На улице шел дождь, а я не спешил: в нашем учреждении был санитарный день. А я, освобожденный от Вероники, под видом государственной службы (сметы, никотин, главный бухгалтер Зыков, обезумевшие машинистки — за все 650 рублей в месяц), я мог позволить себе такую роскошь, как прогулка по свежему воздуху в сырую погоду.
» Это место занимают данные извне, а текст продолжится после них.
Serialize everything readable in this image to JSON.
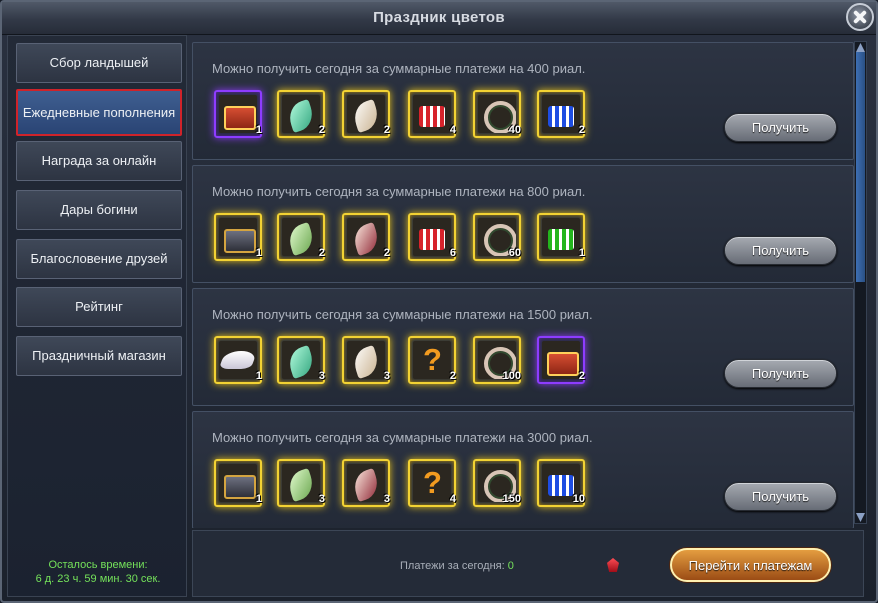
{
  "window": {
    "title": "Праздник цветов"
  },
  "sidebar": {
    "items": [
      {
        "label": "Сбор ландышей"
      },
      {
        "label": "Ежедневные пополнения"
      },
      {
        "label": "Награда за онлайн"
      },
      {
        "label": "Дары богини"
      },
      {
        "label": "Благословение друзей"
      },
      {
        "label": "Рейтинг"
      },
      {
        "label": "Праздничный магазин"
      }
    ],
    "selected": "Ежедневные пополнения",
    "timer": {
      "label": "Осталось времени:",
      "value": "6 д. 23 ч. 59 мин. 30 сек."
    }
  },
  "rows": [
    {
      "text": "Можно получить сегодня за суммарные платежи на 400 риал.",
      "button": "Получить",
      "items": [
        {
          "icon": "chest-icon",
          "count": "1"
        },
        {
          "icon": "teal-feather-icon",
          "count": "2"
        },
        {
          "icon": "white-feather-icon",
          "count": "2"
        },
        {
          "icon": "red-gift-icon",
          "count": "4"
        },
        {
          "icon": "flower-wreath-icon",
          "count": "40"
        },
        {
          "icon": "blue-gift-icon",
          "count": "2"
        }
      ]
    },
    {
      "text": "Можно получить сегодня за суммарные платежи на 800 риал.",
      "button": "Получить",
      "items": [
        {
          "icon": "chest-icon",
          "count": "1"
        },
        {
          "icon": "green-feather-icon",
          "count": "2"
        },
        {
          "icon": "red-feather-icon",
          "count": "2"
        },
        {
          "icon": "red-gift-icon",
          "count": "6"
        },
        {
          "icon": "flower-wreath-icon",
          "count": "60"
        },
        {
          "icon": "green-gift-icon",
          "count": "1"
        }
      ]
    },
    {
      "text": "Можно получить сегодня за суммарные платежи на 1500 риал.",
      "button": "Получить",
      "items": [
        {
          "icon": "wings-icon",
          "count": "1"
        },
        {
          "icon": "teal-feather-icon",
          "count": "3"
        },
        {
          "icon": "white-feather-icon",
          "count": "3"
        },
        {
          "icon": "question-mark-icon",
          "count": "2"
        },
        {
          "icon": "flower-wreath-icon",
          "count": "100"
        },
        {
          "icon": "chest-icon",
          "count": "2"
        }
      ]
    },
    {
      "text": "Можно получить сегодня за суммарные платежи на 3000 риал.",
      "button": "Получить",
      "items": [
        {
          "icon": "dark-chest-icon",
          "count": "1"
        },
        {
          "icon": "green-feather-icon",
          "count": "3"
        },
        {
          "icon": "red-feather-icon",
          "count": "3"
        },
        {
          "icon": "question-mark-icon",
          "count": "4"
        },
        {
          "icon": "flower-wreath-icon",
          "count": "150"
        },
        {
          "icon": "blue-gift-icon",
          "count": "10"
        }
      ]
    }
  ],
  "footer": {
    "payments_label": "Платежи за сегодня:",
    "payments_value": "0",
    "goto_button": "Перейти к платежам"
  }
}
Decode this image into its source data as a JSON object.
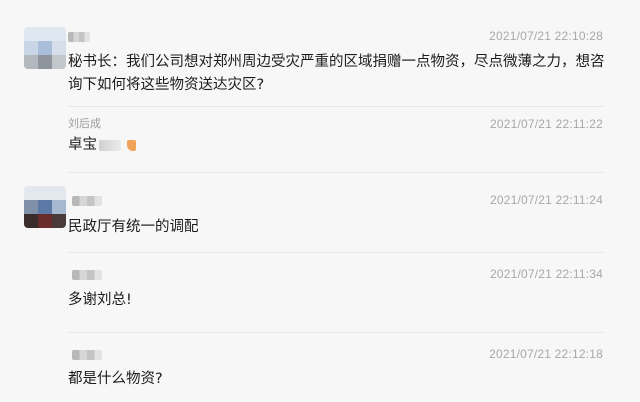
{
  "messages": [
    {
      "time": "2021/07/21 22:10:28",
      "text": "秘书长：我们公司想对郑州周边受灾严重的区域捐赠一点物资，尽点微薄之力，想咨询下如何将这些物资送达灾区?"
    },
    {
      "name": "刘后成",
      "time": "2021/07/21 22:11:22",
      "text": "卓宝"
    },
    {
      "time": "2021/07/21 22:11:24",
      "text": "民政厅有统一的调配"
    },
    {
      "time": "2021/07/21 22:11:34",
      "text": "多谢刘总!"
    },
    {
      "time": "2021/07/21 22:12:18",
      "text": "都是什么物资?"
    }
  ]
}
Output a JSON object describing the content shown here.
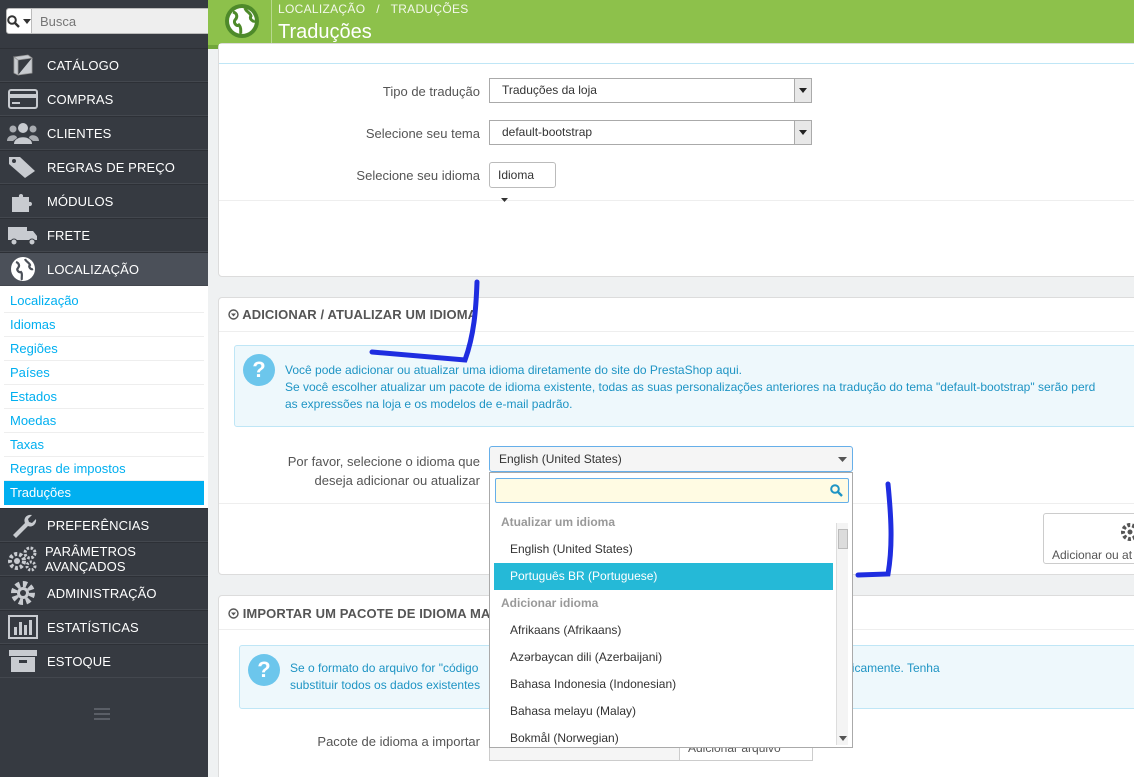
{
  "search": {
    "placeholder": "Busca"
  },
  "sidebar": {
    "items": [
      {
        "label": "CATÁLOGO",
        "icon": "book-icon"
      },
      {
        "label": "COMPRAS",
        "icon": "credit-card-icon"
      },
      {
        "label": "CLIENTES",
        "icon": "users-icon"
      },
      {
        "label": "REGRAS DE PREÇO",
        "icon": "tags-icon"
      },
      {
        "label": "MÓDULOS",
        "icon": "puzzle-icon"
      },
      {
        "label": "FRETE",
        "icon": "truck-icon"
      },
      {
        "label": "LOCALIZAÇÃO",
        "icon": "globe-icon"
      }
    ],
    "submenu": [
      "Localização",
      "Idiomas",
      "Regiões",
      "Países",
      "Estados",
      "Moedas",
      "Taxas",
      "Regras de impostos",
      "Traduções"
    ],
    "items_after": [
      {
        "label": "PREFERÊNCIAS",
        "icon": "wrench-icon"
      },
      {
        "label": "PARÂMETROS AVANÇADOS",
        "icon": "cogs-icon"
      },
      {
        "label": "ADMINISTRAÇÃO",
        "icon": "gear-icon"
      },
      {
        "label": "ESTATÍSTICAS",
        "icon": "bar-chart-icon"
      },
      {
        "label": "ESTOQUE",
        "icon": "archive-icon"
      }
    ]
  },
  "header": {
    "breadcrumb_1": "LOCALIZAÇÃO",
    "breadcrumb_sep": "/",
    "breadcrumb_2": "TRADUÇÕES",
    "title": "Traduções"
  },
  "form1": {
    "type_label": "Tipo de tradução",
    "type_value": "Traduções da loja",
    "theme_label": "Selecione seu tema",
    "theme_value": "default-bootstrap",
    "lang_label": "Selecione seu idioma",
    "lang_button": "Idioma"
  },
  "panel2": {
    "heading": "ADICIONAR / ATUALIZAR UM IDIOMA",
    "info_line1": "Você pode adicionar ou atualizar uma idioma diretamente do site do PrestaShop aqui.",
    "info_line2": "Se você escolher atualizar um pacote de idioma existente, todas as suas personalizações anteriores na tradução do tema \"default-bootstrap\" serão perd",
    "info_line3": "as expressões na loja e os modelos de e-mail padrão.",
    "select_label_1": "Por favor, selecione o idioma que",
    "select_label_2": "deseja adicionar ou atualizar",
    "select_value": "English (United States)",
    "button_label": "Adicionar ou at"
  },
  "dropdown": {
    "group1": "Atualizar um idioma",
    "group1_options": [
      "English (United States)",
      "Português BR (Portuguese)"
    ],
    "group2": "Adicionar idioma",
    "group2_options": [
      "Afrikaans (Afrikaans)",
      "Azərbaycan dili (Azerbaijani)",
      "Bahasa Indonesia (Indonesian)",
      "Bahasa melayu (Malay)",
      "Bokmål (Norwegian)"
    ]
  },
  "panel3": {
    "heading": "IMPORTAR UM PACOTE DE IDIOMA MANUALM",
    "info_line1_a": "Se o formato do arquivo for \"código",
    "info_line1_b": "ão existir, ele será criado automaticamente. Tenha",
    "info_line2": "substituir todos os dados existentes",
    "import_label": "Pacote de idioma a importar",
    "file_button": "Adicionar arquivo"
  },
  "colors": {
    "header": "#8dc14b",
    "sidebar": "#363a41",
    "accent": "#00aff0",
    "annotation": "#1f2de0"
  }
}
Я выбрал дырявый водосток и подставил себя под струю. Она текла прямо за воротник — прохладная и вкусная, — и через какие-нибудь три минуты я был достаточно мокр.

Но прохожие, спешащие мимо, сплошь в зонтиках и в микропористых подметках, искоса поглядывали на меня, заинтересованные этим поступком. Мне пришлось изменить позицию и прогуливаться по лужам. Мои ботинки хорошо промокали. Хотя бы снизу я имел удовольствие.

— Ах, Вероника, Вероника, — повторял я, негодуя. — Зачем вы были так жестоки, что полюбили меня? Зачем вы чуточку не постыдились своего внешнего вида и вели себя столь откровенно, столь беспардонно?

Ведь стыд у человека основное достоинство. Это смутная догадка о собственной неисправимой наружности, инстинктивный страх перед тем, что скрыто у него под сукном. Только стыд и еще раз стыд может их несколько облагородить и сделать если не прекраснее, то скромнее.

Конечно, попав сюда, я следовал общей моде. Блюди законы той страны, в которой вынужден жить. К тому же постоянная опасность быть пойманным и уличенным заставляла меня натягивать поверх тела все эти маскарадные тряпки.

Но будь я на их месте, я не только бы из костюма, я бы из шубы не вылезал ни днем, ни ночью. Я бы сделал себе пластическую операцию, чтобы ноги покороче и хоть горб на спине. Горбуны здесь все-таки приличнее остальных, хотя тоже уроды.